Alfred Wigan took part in the first Royal Command Performance, which was staged at Windsor Castle on 28 December 1848 by order of Queen Victoria. The play was The Merchant of Venice, and the cast included Mr and Mrs Charles Kean, Mr and Mrs Keeley, Henry Lowe and Leigh Murray. He appeared with Rosa Bennett in Thomas Holcroft's The Road to Ruin at the Haymarket Theatre on 7 October 1852. From 1853 to 1857 he was the actor-manager of the Olympic Theatre, retiring due to ill health in the latter year. However, in March 1859 he played Sir Paul Pagoda in The Bengal Tiger at the Adelphi Theatre.

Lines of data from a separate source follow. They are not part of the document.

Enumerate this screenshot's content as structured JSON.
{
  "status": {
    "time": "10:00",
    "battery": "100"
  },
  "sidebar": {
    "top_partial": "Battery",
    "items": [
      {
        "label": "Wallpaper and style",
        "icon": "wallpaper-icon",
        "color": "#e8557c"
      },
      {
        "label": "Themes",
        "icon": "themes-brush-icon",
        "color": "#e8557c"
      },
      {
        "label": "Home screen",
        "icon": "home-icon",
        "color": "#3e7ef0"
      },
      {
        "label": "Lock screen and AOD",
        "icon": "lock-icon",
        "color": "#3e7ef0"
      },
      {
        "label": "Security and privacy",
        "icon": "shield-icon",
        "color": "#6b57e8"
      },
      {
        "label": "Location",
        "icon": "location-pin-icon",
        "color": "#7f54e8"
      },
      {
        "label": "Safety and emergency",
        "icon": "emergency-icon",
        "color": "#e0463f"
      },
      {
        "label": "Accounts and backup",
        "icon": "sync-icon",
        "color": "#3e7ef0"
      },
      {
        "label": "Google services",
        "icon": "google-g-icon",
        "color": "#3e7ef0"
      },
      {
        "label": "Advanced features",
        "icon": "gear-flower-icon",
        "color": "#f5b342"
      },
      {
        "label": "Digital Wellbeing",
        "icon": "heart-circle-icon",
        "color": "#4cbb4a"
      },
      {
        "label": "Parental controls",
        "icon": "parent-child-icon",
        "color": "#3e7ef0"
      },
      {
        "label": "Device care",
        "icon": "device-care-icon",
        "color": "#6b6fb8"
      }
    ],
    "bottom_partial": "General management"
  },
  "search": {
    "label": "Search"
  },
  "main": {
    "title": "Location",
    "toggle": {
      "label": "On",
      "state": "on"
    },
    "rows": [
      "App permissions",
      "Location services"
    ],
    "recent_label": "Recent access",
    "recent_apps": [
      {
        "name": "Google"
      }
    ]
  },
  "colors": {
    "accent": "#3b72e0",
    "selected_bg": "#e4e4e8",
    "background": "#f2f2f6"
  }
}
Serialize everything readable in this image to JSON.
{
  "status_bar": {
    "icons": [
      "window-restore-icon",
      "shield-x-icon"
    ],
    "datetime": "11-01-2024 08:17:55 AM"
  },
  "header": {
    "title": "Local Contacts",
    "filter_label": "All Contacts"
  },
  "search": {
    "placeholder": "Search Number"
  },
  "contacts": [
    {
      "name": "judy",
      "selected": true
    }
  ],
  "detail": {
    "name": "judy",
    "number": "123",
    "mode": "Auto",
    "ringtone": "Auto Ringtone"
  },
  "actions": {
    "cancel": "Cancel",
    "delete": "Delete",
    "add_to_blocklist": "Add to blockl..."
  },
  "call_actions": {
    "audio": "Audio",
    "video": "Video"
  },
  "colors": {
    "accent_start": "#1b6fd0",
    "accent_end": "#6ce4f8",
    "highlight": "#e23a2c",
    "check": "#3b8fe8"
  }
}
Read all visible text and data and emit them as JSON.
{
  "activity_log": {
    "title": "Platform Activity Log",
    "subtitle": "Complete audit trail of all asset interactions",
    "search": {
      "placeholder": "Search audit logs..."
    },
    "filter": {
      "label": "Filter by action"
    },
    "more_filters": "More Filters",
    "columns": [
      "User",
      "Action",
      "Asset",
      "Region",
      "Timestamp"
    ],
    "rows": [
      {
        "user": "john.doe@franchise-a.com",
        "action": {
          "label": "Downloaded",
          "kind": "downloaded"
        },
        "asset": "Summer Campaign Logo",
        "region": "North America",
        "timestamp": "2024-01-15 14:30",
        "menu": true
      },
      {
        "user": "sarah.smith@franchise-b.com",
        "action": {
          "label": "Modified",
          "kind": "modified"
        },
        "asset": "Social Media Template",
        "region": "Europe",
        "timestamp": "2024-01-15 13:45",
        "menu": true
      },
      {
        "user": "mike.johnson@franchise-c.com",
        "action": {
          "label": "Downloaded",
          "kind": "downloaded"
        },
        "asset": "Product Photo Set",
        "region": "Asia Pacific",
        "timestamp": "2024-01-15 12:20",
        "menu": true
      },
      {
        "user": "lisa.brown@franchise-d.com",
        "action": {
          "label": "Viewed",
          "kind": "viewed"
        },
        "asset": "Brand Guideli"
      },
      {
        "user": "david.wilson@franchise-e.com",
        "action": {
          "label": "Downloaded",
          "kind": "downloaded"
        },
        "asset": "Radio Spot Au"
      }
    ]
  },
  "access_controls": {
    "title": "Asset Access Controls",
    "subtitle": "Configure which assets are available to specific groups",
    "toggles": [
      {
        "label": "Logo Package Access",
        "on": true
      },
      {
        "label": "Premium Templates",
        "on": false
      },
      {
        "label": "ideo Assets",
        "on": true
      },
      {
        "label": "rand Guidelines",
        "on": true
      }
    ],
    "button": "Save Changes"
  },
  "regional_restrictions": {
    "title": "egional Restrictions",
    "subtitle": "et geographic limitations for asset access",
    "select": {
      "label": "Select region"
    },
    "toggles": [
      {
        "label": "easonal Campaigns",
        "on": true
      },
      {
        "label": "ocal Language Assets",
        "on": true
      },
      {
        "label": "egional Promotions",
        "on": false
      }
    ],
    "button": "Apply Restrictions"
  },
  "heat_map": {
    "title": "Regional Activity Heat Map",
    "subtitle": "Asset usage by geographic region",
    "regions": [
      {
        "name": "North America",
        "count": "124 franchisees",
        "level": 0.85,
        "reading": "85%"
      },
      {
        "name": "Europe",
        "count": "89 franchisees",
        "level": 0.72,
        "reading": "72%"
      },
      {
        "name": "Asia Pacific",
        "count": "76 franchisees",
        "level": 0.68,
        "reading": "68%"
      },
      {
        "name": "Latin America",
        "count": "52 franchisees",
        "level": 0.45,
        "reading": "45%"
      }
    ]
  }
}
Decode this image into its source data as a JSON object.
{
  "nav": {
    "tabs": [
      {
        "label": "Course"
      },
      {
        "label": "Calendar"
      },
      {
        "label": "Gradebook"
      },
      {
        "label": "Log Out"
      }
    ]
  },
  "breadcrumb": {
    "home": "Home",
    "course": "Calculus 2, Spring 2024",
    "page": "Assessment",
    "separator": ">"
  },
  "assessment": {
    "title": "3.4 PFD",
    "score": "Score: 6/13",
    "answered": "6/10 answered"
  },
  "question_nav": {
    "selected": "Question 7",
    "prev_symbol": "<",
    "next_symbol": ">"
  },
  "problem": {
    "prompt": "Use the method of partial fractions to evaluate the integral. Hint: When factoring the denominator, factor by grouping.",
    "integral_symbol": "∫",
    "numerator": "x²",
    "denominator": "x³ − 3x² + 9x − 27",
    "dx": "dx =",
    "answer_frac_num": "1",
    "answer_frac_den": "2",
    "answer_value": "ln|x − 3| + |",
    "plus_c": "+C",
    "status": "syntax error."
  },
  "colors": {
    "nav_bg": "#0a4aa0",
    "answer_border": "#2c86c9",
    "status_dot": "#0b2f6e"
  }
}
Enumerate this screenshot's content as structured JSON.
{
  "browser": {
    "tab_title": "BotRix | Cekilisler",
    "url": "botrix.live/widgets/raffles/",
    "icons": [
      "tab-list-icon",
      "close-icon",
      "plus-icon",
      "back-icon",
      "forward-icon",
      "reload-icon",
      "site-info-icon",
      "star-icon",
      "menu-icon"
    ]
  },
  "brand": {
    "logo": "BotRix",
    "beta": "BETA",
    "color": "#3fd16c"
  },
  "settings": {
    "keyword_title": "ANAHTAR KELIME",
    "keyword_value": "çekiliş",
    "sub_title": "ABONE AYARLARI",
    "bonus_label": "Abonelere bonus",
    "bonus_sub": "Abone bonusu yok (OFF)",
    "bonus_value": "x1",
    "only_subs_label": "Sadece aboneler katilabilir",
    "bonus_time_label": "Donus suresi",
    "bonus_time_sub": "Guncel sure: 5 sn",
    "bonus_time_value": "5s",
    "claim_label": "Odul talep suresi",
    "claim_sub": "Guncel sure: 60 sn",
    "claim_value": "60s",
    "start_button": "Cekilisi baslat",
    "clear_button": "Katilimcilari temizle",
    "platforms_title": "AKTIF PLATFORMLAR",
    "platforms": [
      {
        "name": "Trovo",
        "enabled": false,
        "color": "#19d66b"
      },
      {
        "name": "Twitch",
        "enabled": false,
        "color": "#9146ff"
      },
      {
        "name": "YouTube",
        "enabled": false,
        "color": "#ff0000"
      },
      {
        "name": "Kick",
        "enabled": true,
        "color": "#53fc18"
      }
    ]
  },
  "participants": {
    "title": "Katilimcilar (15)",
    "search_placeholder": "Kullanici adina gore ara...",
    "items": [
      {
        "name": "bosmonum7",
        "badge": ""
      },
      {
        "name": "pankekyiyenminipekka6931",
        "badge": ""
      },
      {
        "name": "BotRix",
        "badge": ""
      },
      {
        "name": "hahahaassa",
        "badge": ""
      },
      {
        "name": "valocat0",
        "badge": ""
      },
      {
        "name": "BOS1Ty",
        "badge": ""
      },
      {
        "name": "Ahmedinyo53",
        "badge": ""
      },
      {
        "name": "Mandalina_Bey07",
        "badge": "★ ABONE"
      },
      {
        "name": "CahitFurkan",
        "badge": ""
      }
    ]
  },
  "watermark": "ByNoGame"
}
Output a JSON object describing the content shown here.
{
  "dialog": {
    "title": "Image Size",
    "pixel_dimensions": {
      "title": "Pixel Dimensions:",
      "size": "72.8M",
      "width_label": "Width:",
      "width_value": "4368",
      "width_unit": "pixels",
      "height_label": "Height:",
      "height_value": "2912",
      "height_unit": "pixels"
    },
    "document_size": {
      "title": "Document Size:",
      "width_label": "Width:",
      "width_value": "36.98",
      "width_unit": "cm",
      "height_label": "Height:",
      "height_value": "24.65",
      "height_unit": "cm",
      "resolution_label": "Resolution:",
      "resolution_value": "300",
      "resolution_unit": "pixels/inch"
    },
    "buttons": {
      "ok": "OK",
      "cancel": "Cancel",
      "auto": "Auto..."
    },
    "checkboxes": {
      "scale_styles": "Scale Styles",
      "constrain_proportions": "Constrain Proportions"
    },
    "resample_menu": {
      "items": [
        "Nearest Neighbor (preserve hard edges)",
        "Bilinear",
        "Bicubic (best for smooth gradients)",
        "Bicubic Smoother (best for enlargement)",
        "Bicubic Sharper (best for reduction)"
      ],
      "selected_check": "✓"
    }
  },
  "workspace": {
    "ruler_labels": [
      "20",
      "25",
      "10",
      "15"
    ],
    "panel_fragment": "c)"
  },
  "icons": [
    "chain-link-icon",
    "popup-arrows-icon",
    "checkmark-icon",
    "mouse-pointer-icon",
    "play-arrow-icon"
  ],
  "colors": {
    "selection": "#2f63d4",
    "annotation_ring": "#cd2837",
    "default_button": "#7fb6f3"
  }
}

He resumed his theatrical career in 1860, taking over the management of the St James's Theatre, and retiring again in 1863. When the Queen's Theatre opened in 1867 Wigan became its actor-manager, forming a new company which included Charles Wyndham, Henry Irving, J. L. Toole, Lionel Brough, Ellen Terry, and Henrietta Hodson, managing the theatre and acting in productions. The theatre opened with Charles Reade's The Double Marriage on 24 October 1867. The spectator said that the play was a poor choice as its "unnatural plot" failed to show off the managers acting skills. The next plays Still Waters Run Deep and the same newspaper was much more pleased commenting on the performance of both Wigan and Mrs Wigan showing "their remarkable powers".

When the Gaiety Theatre opened in December 1868 Wigan appeared as Adolphe Chavillard in On the Cards; also on that first bill were several companion pieces, including the successful Robert the Devil, by W. S. Gilbert, a burlesque of the opera Robert le Diable. In May 1870 Wigan appeared as Lord Foppington in John Hollingshead's The Man of Quality. His final performance was at the Theatre Royal, Drury Lane in 1874, after which he retired for the last time, apart from giving several private readings and an afternoon performance at the Gaiety Theatre of The House or the Home and The Bengal Tiger.

Alfred Wigan died at his home in Folkestone on 29 November 1878 and was buried in Kensal Green Cemetery. his wife, Leonora survived him.